Julianna Chianelli is a Direct Entry PhD student at the University of Toronto’s Department of English. Her dissertation project, ‘Middle English Literature and Premodern Technologies of Identity’ is funded by SSHRC. She is interested in literary texts of the late fourteenth and early fifteenth centuries that use seals and the language of sigillography to explore inherited ideas about identity, and generate powerful and enduring new ones. At OBNS, Julianna is involved in several digital humanities projects, including Book of Fame and The Book and the Silk Roads.
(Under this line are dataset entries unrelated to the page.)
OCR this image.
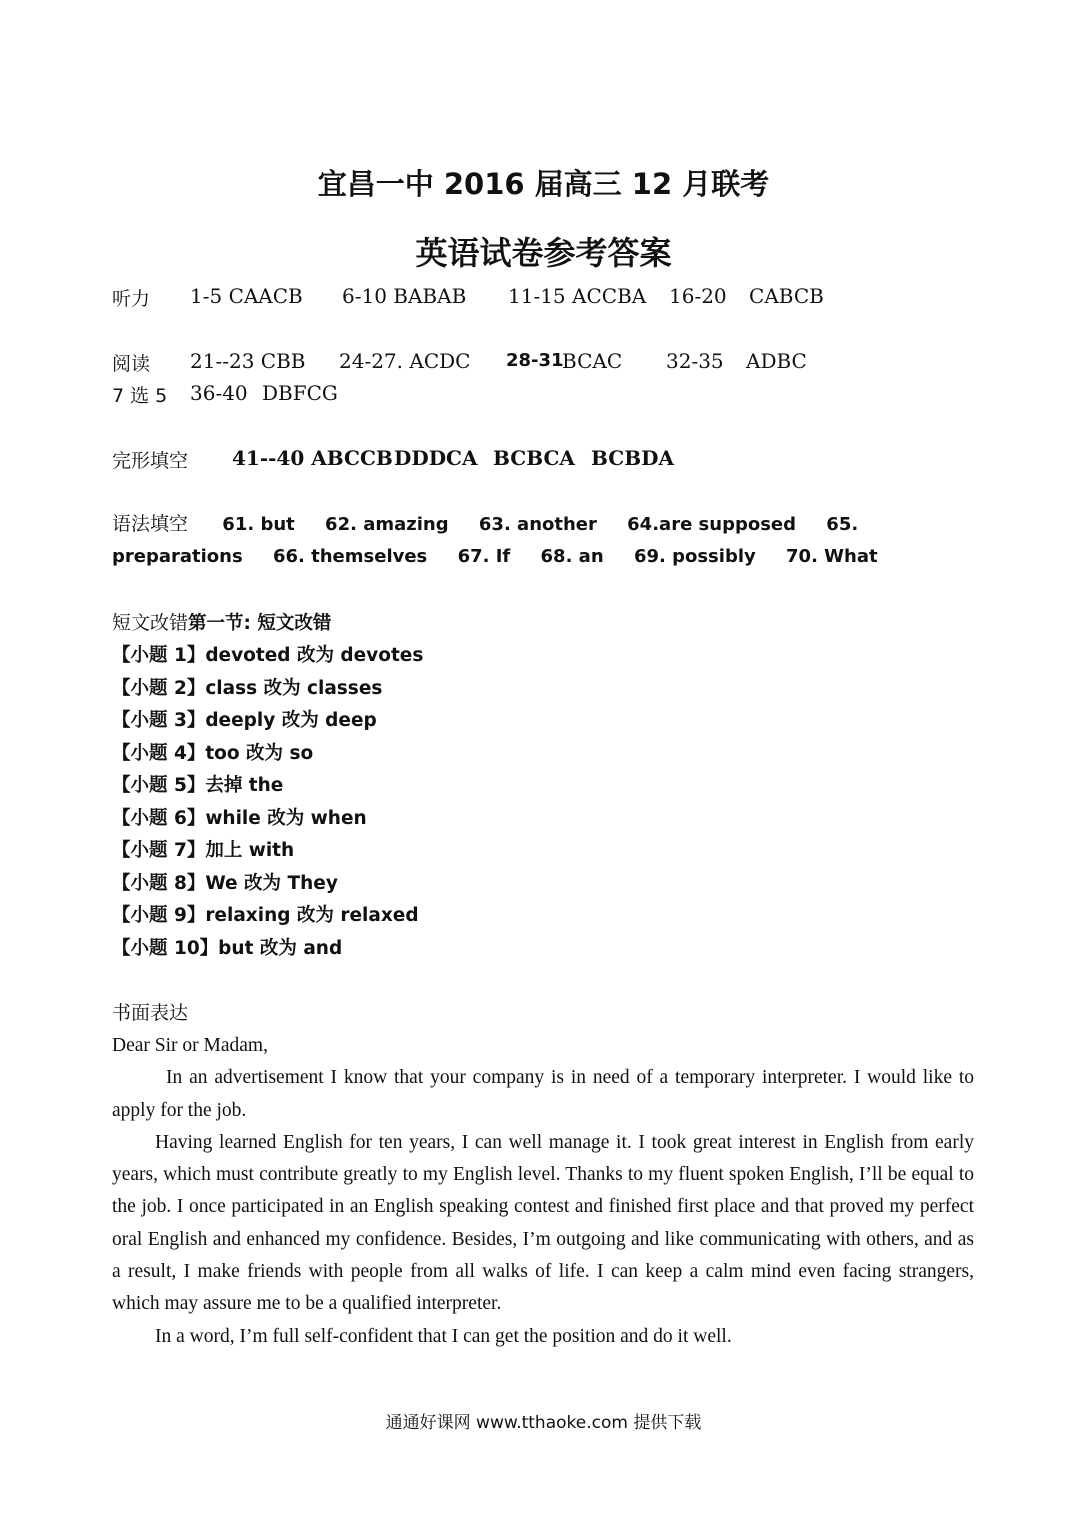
宜昌一中 2016 届高三 12 月联考
英语试卷参考答案
听力 1-5 CAACB 6-10 BABAB 11-15 ACCBA 16-20 CABCB
阅读 21--23 CBB 24-27. ACDC 28-31
BCAC 32-35 ADBC
7 选 5 36-40 DBFCG
完形填空 41--40 ABCCB DDDCA BCBCA BCBDA
语法填空 61. but 62. amazing 63. another 64.are supposed 65. preparations 66. themselves 67. If 68. an 69. possibly 70. What
短文改错第一节: 短文改错
【小题 1】devoted 改为 devotes
【小题 2】class 改为 classes
【小题 3】deeply 改为 deep
【小题 4】too 改为 so
【小题 5】去掉 the
【小题 6】while 改为 when
【小题 7】加上 with
【小题 8】We 改为 They
【小题 9】relaxing 改为 relaxed
【小题 10】but 改为 and
书面表达

Dear Sir or Madam,

In an advertisement I know that your company is in need of a temporary interpreter. I would like to apply for the job.

Having learned English for ten years, I can well manage it. I took great interest in English from early years, which must contribute greatly to my English level. Thanks to my fluent spoken English, I’ll be equal to the job. I once participated in an English speaking contest and finished first place and that proved my perfect oral English and enhanced my confidence. Besides, I’m outgoing and like communicating with others, and as a result, I make friends with people from all walks of life. I can keep a calm mind even facing strangers, which may assure me to be a qualified interpreter.

In a word, I’m full self-confident that I can get the position and do it well.

通通好课网 www.tthaoke.com 提供下载
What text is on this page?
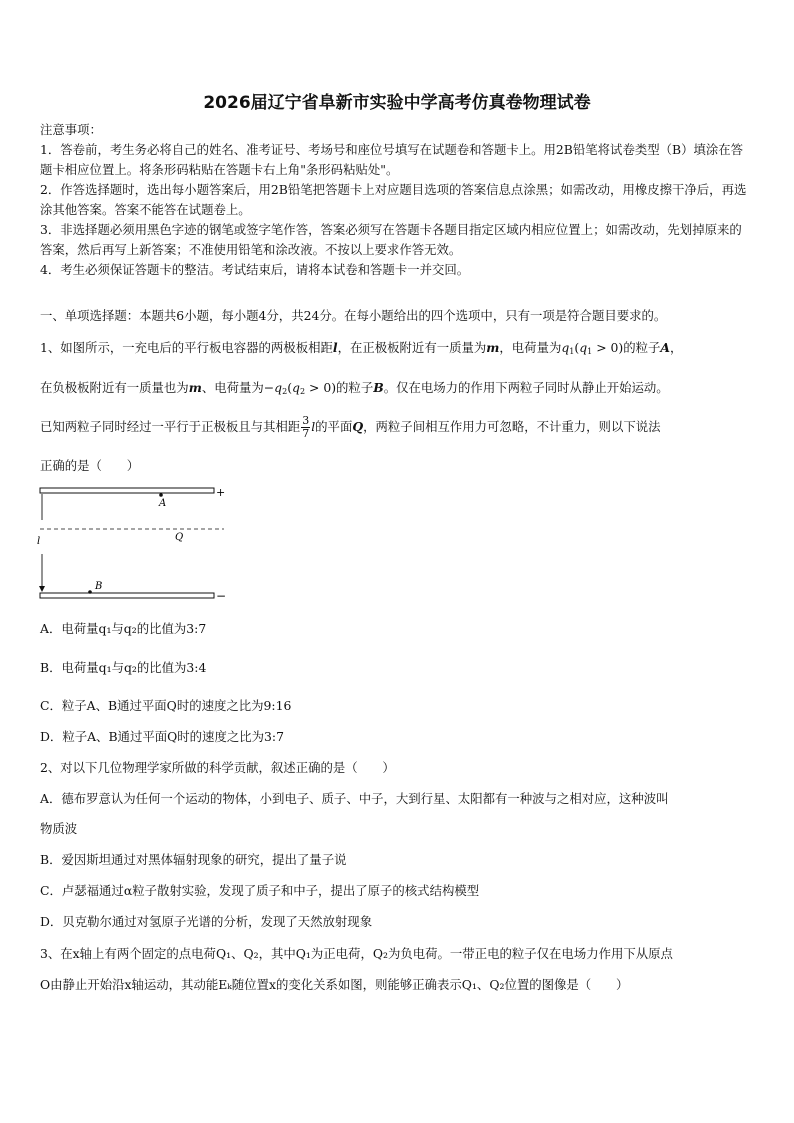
2026届辽宁省阜新市实验中学高考仿真卷物理试卷
注意事项：
1．答卷前，考生务必将自己的姓名、准考证号、考场号和座位号填写在试题卷和答题卡上。用2B铅笔将试卷类型（B）填涂在答题卡相应位置上。将条形码粘贴在答题卡右上角"条形码粘贴处"。
2．作答选择题时，选出每小题答案后，用2B铅笔把答题卡上对应题目选项的答案信息点涂黑；如需改动，用橡皮擦干净后，再选涂其他答案。答案不能答在试题卷上。
3．非选择题必须用黑色字迹的钢笔或签字笔作答，答案必须写在答题卡各题目指定区域内相应位置上；如需改动，先划掉原来的答案，然后再写上新答案；不准使用铅笔和涂改液。不按以上要求作答无效。
4．考生必须保证答题卡的整洁。考试结束后，请将本试卷和答题卡一并交回。
一、单项选择题：本题共6小题，每小题4分，共24分。在每小题给出的四个选项中，只有一项是符合题目要求的。
1、如图所示，一充电后的平行板电容器的两极板相距l，在正极板附近有一质量为m，电荷量为$q_1(q_1 > 0)$的粒子A，
在负极板附近有一质量也为m、电荷量为$-q_2(q_2 > 0)$的粒子B。仅在电场力的作用下两粒子同时从静止开始运动。
已知两粒子同时经过一平行于正极板且与其相距 $\frac{3}{7}$ l的平面Q，两粒子间相互作用力可忽略，不计重力，则以下说法
正确的是（　　）
+
A
Q
l
B
−
A．电荷量q₁与q₂的比值为3:7
B．电荷量q₁与q₂的比值为3:4
C．粒子A、B通过平面Q时的速度之比为9:16
D．粒子A、B通过平面Q时的速度之比为3:7
2、对以下几位物理学家所做的科学贡献，叙述正确的是（　　）
A．德布罗意认为任何一个运动的物体，小到电子、质子、中子，大到行星、太阳都有一种波与之相对应，这种波叫
物质波
B．爱因斯坦通过对黑体辐射现象的研究，提出了量子说
C．卢瑟福通过α粒子散射实验，发现了质子和中子，提出了原子的核式结构模型
D．贝克勒尔通过对氢原子光谱的分析，发现了天然放射现象
3、在x轴上有两个固定的点电荷Q₁、Q₂，其中Q₁为正电荷，Q₂为负电荷。一带正电的粒子仅在电场力作用下从原点
O由静止开始沿x轴运动，其动能Eₖ随位置x的变化关系如图，则能够正确表示Q₁、Q₂位置的图像是（　　）
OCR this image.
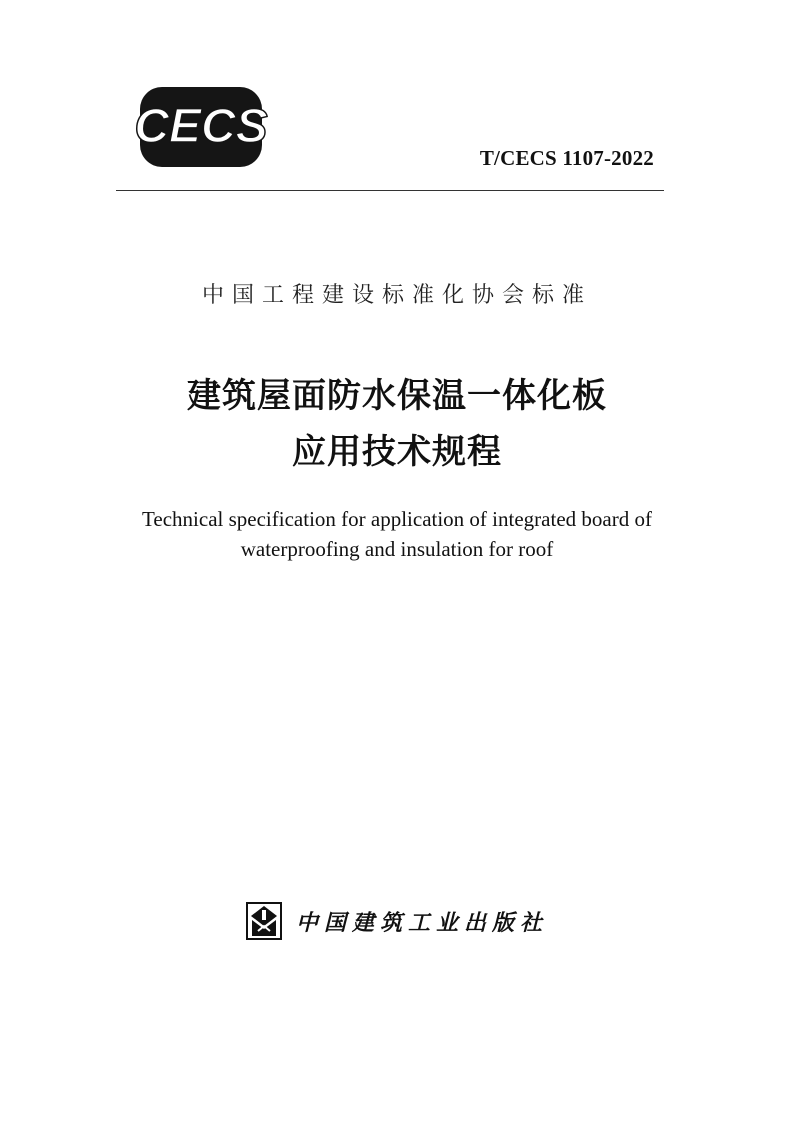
CECS
T/CECS 1107-2022
中国工程建设标准化协会标准
建筑屋面防水保温一体化板
应用技术规程
Technical specification for application of integrated board of
waterproofing and insulation for roof
中国建筑工业出版社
Suzanne Conklin Akbari is Professor of English and Medieval Studies at the University of Toronto. She has written books on optics and allegory (Seeing Through the Veil) and European views of Islam and the Orient (Idols in the East), and edited collections on travel literature (Marco Polo), Mediterranean Studies (A Sea of Languages), and somatic histories (The Ends of the Body), plus How We Write (2015) and How We Read (2019). Akbari is finishing up a monograph called Small Change: Metaphor and Metamorphosis in Chaucer and Christine de Pizan, and working on another one, The Shape of Time, on premodern ideas of periodization. She is also an editor of the Norton Anthology of World Literature and does a literature podcast called The Spouter Inn. She can be found on both https://suzanneakbari.com and https://www.megaphonic.fm/spouter.
Sian Meikle is Associate Chief Librarian for Digital Strategies and Technology, and oversees planning and implementation of library technology and digital services at the University of Toronto Libraries. Her background lies in the development of web services for the library, digital scholarly resources in the humanities, and digitization. She holds a BSc in applied mathematics and zoology, and a MLS from the University of Toronto.